3. Social Security could perhaps do a better job of showing would-be beneficiaries how life expectancy varies by gender, marital status, and the like. “If Social Security could show what an average person in this particular category expects to live, maybe this would help people inform themselves about their own mortality as well,” Bairoliya said.
4. Experts recommend not using Social Security’s life expectancy calculator, which shows the average number of additional years a person can expect to live, based only on the gender and date of birth. In other words, it’s the standard life table. At present, men in the U.S. aged 65 can expect to live 18 more years on average while women aged 65 years can expect to live around 20.7 more years on average, according to Statista.
Instead, use a calculator that considers a wide number of factors that could increase or decrease life expectancy, such as current health, lifestyle, and family history. Examples include Some of the best life expectancy calculators include: Livingto100; Blueprint Income; LifeSpan Calculator from Northwestern Mutual; and John Hancock Life Expectancy Calculator.
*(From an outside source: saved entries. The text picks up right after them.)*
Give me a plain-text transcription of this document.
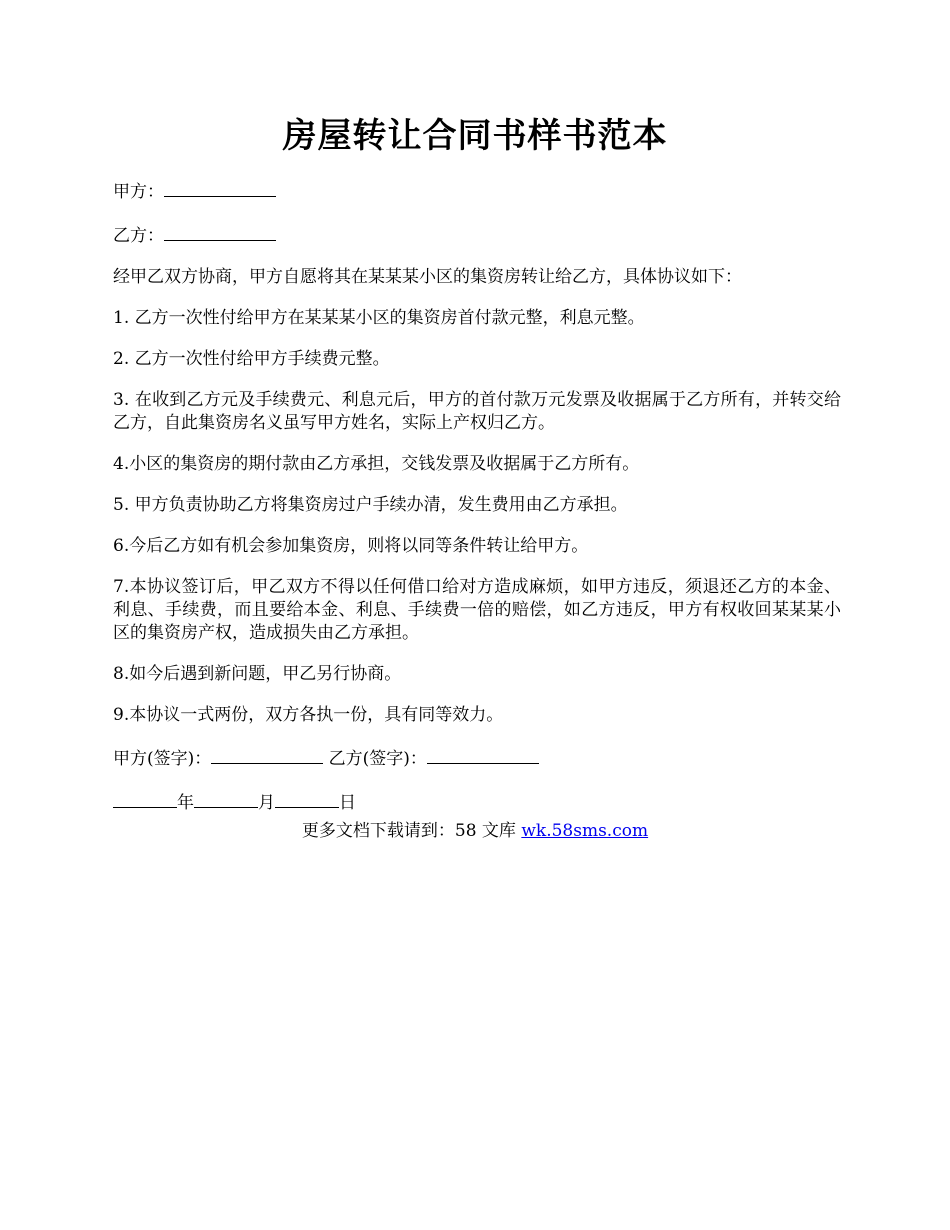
房屋转让合同书样书范本

甲方：

乙方：

经甲乙双方协商，甲方自愿将其在某某某小区的集资房转让给乙方，具体协议如下：

1. 乙方一次性付给甲方在某某某小区的集资房首付款元整，利息元整。

2. 乙方一次性付给甲方手续费元整。

3. 在收到乙方元及手续费元、利息元后，甲方的首付款万元发票及收据属于乙方所有，并转交给乙方，自此集资房名义虽写甲方姓名，实际上产权归乙方。

4.小区的集资房的期付款由乙方承担，交钱发票及收据属于乙方所有。

5. 甲方负责协助乙方将集资房过户手续办清，发生费用由乙方承担。

6.今后乙方如有机会参加集资房，则将以同等条件转让给甲方。

7.本协议签订后，甲乙双方不得以任何借口给对方造成麻烦，如甲方违反，须退还乙方的本金、利息、手续费，而且要给本金、利息、手续费一倍的赔偿，如乙方违反，甲方有权收回某某某小区的集资房产权，造成损失由乙方承担。

8.如今后遇到新问题，甲乙另行协商。

9.本协议一式两份，双方各执一份，具有同等效力。

甲方(签字)：	乙方(签字)：

年	月	日

更多文档下载请到：58 文库 wk.58sms.com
5. Whatever you do, don’t use a break-even calculator. “It is a common place to start when making the claiming age decision to think of the decision in terms of the ‘break-even,’” said Heather Schreiber, founder of HLS Retirement Consulting. “In other words, ‘how long do I have to live to make waiting and foregoing monthly payments now a better choice than starting earlier, albeit at a reduced rate?”
The challenge with using break-even as a guidepost exclusively, particularly in the case of married couples, is that the combined life expectancy of the couple is sometimes considered because it may be harder to conceptualize, said Schreiber.
Instead, using a tool like the one found on www.longevityillustrator.org can show the likelihood of a couple of various ages and health histories, living to advanced ages. “The reality is that people tend to underestimate how long they will live and, in so doing, how long they will spend in retirement,” she said.
6. Think household. Schreiber also noted the importance of making the Social Security claiming decision a household decision. “Social Security, for most, is the foundation of a solid retirement income plan,” she said. “Making the wrong choice can be disastrous to the longevity of both income and the other assets earmarked for retirement.
This becomes particularly crucial when working with couples in which there is a marked disparity in income benefits.
“The claiming age choice of the higher earner will have lasting effects on the surviving spouse and couples often don’t understand the complexities of Social Security enough to consider the effect of an early/reduced claim on survivor income,” she said. “Even if the higher wage earner has compromised health, it may still make sense to consider waiting until at least full retirement age to file, even to age 70 if possible, and instead, consider having the lower wage earner file earlier to supplement retirement income.”
This strategy, Schreiber said, would provide for a modest Social Security income benefit while preserving the higher wage earner’s monthly income for the survivor.
One-size does not fit all
Not everyone is not the same and people have different financial challenges, health, and retirement goals, as well as different marital status, education, and income.
“Some people may benefit from early claiming, such as those in poor health, while others would benefit financially for delaying claiming until age 67 or as late as age 70, especially those who have longer life expectancy,” said Fichtner.
Bairoliya is in complete agreement; “There would still be a small fraction of people for whom it would make sense to claim before their normal retirement age, not 62 though,” she said. “It does not make sense.”